Melanie schien im Anfang die Worte gar nicht zu hören, denn ihr Blick hing fest und forschend an den Zügen des Rittmeisters; aber diesen Moment des Selbstvergessens bezwang sie rasch und zu dem Russen gewandt, sagte sie: »In der Tat? – das hätte ich nicht geglaubt. – Was mag den Mann dazu bewogen haben? Herr Rittmeister, wissen Sie vielleicht etwas Näheres über diesen überraschenden Verkauf? Will sich vielleicht Monsieur Bertrand ganz dem Seiltanz widmen?«

»Ich bedauere unendlich, Komtesse,« erwiderte ruhig Graf Geyerstein, »Ihnen nichts Näheres darüber mitteilen zu können. Es ist sogar dies das erste Wort, das ich von dem Verkauf höre, ich muß also doch nicht so genau davon unterrichtet sein.«

Komtesse Melanie schwieg und eine fliegende Röte färbte ihr für einen Augenblick Wangen und Nacken, um gleich darauf wieder, so rasch wie sie gekommen, zu verschwinden. Fräulein von Zahbern aber, mit dem Interesse, das sie an jeder Stadtneuigkeit nahm, rief erstaunt: »Ist es denn möglich, Monsieur Bertrand will sein Geschäft aufgeben? Aber das kann ja gar nicht sein, oder er hat sich genug verdient, um den Kunstreiter an den Nagel zu hängen und den Rentier zu spielen. Da freue ich mich nur, daß wir ihn noch zu guter Letzt gehabt und gesehen haben. Und seine Frau reitet nun also auch nicht mehr?«

»Nur Vermutungen von unserer Seite, meine Gnädige,« sagte der alte General von Schoden. »Wir wissen selber darüber nicht mehr als Sie.«

»Ich finde es auch so erstaunlich unweiblich, zu reiten,« bemerkte Fräulein Euphrosyne von Schoden, »ich muß gestehen, ich hätte die Vorstellungen um keinen Preis wieder besucht.«

»Larifari!« lachte der alte General, »wegen der kurzen Röcke? – mit langen Reifröcken können sie auf keinem Pferd herumtanzen.«

»Aber, Papa, ich bitte dich um Gottes willen…«

»Ich fragte Monsieur Bertrand,« fiel hier Graf Selikoff ein, »ob er die Absicht habe, seine Reitkunst aufzugeben, erhielt von ihm aber nur ausweichende Antworten. Die Sache kann übrigens kein Geheimnis bleiben, denn seine Truppe wird uns bald darüber aufklären, wenn er es selber nicht für nötig finden sollte.«

»In der Stadt erzählt man,« nahm hier der hinzutretende Intendant das Wort, »daß sich Monsieur Bertrand schon wegen des unterlassenen Seiltanzes zwischen den beiden Türmen sehr heftig mit seiner Frau gezankt habe, und die beiden sich wollten scheiden lassen.«

»In der Tat?« rief Melanie schnell, und ihr Blick streifte fast unwillkürlich den Rittmeister.
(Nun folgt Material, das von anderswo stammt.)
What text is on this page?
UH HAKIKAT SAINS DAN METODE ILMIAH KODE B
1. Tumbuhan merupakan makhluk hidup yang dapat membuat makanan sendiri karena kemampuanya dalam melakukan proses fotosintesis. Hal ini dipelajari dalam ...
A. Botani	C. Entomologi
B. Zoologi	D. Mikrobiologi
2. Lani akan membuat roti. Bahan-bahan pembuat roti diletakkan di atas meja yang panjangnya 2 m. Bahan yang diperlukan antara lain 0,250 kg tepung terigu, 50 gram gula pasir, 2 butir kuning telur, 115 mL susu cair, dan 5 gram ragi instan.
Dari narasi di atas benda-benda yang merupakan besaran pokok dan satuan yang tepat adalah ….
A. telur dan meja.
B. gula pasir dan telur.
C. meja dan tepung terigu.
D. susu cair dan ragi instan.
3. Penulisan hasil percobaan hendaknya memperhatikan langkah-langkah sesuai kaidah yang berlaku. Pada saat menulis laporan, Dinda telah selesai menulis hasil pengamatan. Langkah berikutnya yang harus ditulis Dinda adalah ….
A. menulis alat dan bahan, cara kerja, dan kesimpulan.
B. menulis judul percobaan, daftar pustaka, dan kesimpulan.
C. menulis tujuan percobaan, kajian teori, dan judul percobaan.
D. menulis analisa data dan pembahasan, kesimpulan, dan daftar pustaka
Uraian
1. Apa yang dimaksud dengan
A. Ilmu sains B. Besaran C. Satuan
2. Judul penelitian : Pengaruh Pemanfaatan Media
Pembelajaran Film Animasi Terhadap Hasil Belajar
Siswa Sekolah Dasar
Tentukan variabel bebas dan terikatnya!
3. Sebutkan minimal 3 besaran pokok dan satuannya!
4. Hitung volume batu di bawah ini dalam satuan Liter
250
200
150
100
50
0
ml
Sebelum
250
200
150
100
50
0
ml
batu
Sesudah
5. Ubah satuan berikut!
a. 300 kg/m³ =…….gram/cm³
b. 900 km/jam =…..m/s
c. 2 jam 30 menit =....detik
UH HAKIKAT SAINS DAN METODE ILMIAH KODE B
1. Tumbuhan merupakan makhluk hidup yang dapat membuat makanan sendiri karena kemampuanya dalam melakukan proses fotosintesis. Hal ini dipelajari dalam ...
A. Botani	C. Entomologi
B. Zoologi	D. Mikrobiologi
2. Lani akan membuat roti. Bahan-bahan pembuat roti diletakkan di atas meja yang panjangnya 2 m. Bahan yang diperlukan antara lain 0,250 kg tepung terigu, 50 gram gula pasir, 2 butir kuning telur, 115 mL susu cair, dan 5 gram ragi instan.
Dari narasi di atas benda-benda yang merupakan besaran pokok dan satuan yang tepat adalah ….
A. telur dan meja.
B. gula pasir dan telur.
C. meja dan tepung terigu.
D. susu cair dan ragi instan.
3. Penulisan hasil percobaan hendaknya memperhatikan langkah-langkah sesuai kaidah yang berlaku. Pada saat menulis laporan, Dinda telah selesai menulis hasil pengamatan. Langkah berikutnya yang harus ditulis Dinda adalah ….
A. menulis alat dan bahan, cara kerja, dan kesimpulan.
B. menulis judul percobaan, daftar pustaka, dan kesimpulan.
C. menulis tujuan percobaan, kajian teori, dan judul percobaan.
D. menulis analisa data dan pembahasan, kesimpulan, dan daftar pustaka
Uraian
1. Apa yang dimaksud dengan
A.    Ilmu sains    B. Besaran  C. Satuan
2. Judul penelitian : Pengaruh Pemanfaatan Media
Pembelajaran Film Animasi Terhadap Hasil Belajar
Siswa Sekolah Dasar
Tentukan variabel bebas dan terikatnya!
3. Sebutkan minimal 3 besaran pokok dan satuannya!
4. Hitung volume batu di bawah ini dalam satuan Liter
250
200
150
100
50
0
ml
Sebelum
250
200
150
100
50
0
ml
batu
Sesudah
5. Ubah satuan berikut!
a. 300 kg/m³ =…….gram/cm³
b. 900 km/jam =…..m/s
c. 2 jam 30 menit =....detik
»Ja, meine Gnädigste,« versicherte Herr von Zühbig mit wichtiger Miene, indem sich seine Stirn in dichte Falten zog, »Madame Bertrand scheint etwas heftiger, selbständiger Natur zu sein, wie alle diese Art Damen, und es sollte mich gar nicht wundern, wenn sie das Geschäft ohne Herrn Bertrand allein fortsetzen würde.«

»Ohne Pferde?« fragte der General.

»Ohne Pferde? – Pardon! nein.«

»Aber ihr Mann verkauft sie alle.«

»Ha, dann dressiert sie vielleicht andere! Es ist ein pompöses Weib, diese Madame Bertrand, ein kleiner Teufel – wie ich mir habe sagen lassen.«

»Es kann ja auch sein,« nahm hier Melanie das Wort, »daß sie sich selber nach Ruhe sehnt, und vielleicht in stiller Zurückgezogenheit ihr Leben nach so vielen Gefahren und – Aufregungen zu genießen gedenkt.«

»Sehr leicht möglich, meine Gnädigste, sehr leicht möglich!« rief Herr von Zühbig mit einem lüsternen Lächeln um die Lippen. »Man munkelt sogar in der Stadt von einer Liaison, die verlockend genug sein sollte, selbst den schönen Monsieur Bertrand aufzugeben.«

»Sie sind boshaft, Baron,« sagte Melanie, indem sie fühlte, daß ihr das Herzblut selbst zu Eis gerann. Aber sie wagte nicht in diesem Augenblicke, zu dem Rittmeister aufzuschauen.

»Die Stadt wird nie müde,« sagte da Graf Geyersteins ruhige, klangvolle Stimme, »dergleichen Erzählungen zu erfinden, und es gibt auch stets gefällige und geschäftige Menschen, die sie weiter tragen.«

»Ich sage nur nach, was mir erzählt worden ist!« rief von Zühbig rasch.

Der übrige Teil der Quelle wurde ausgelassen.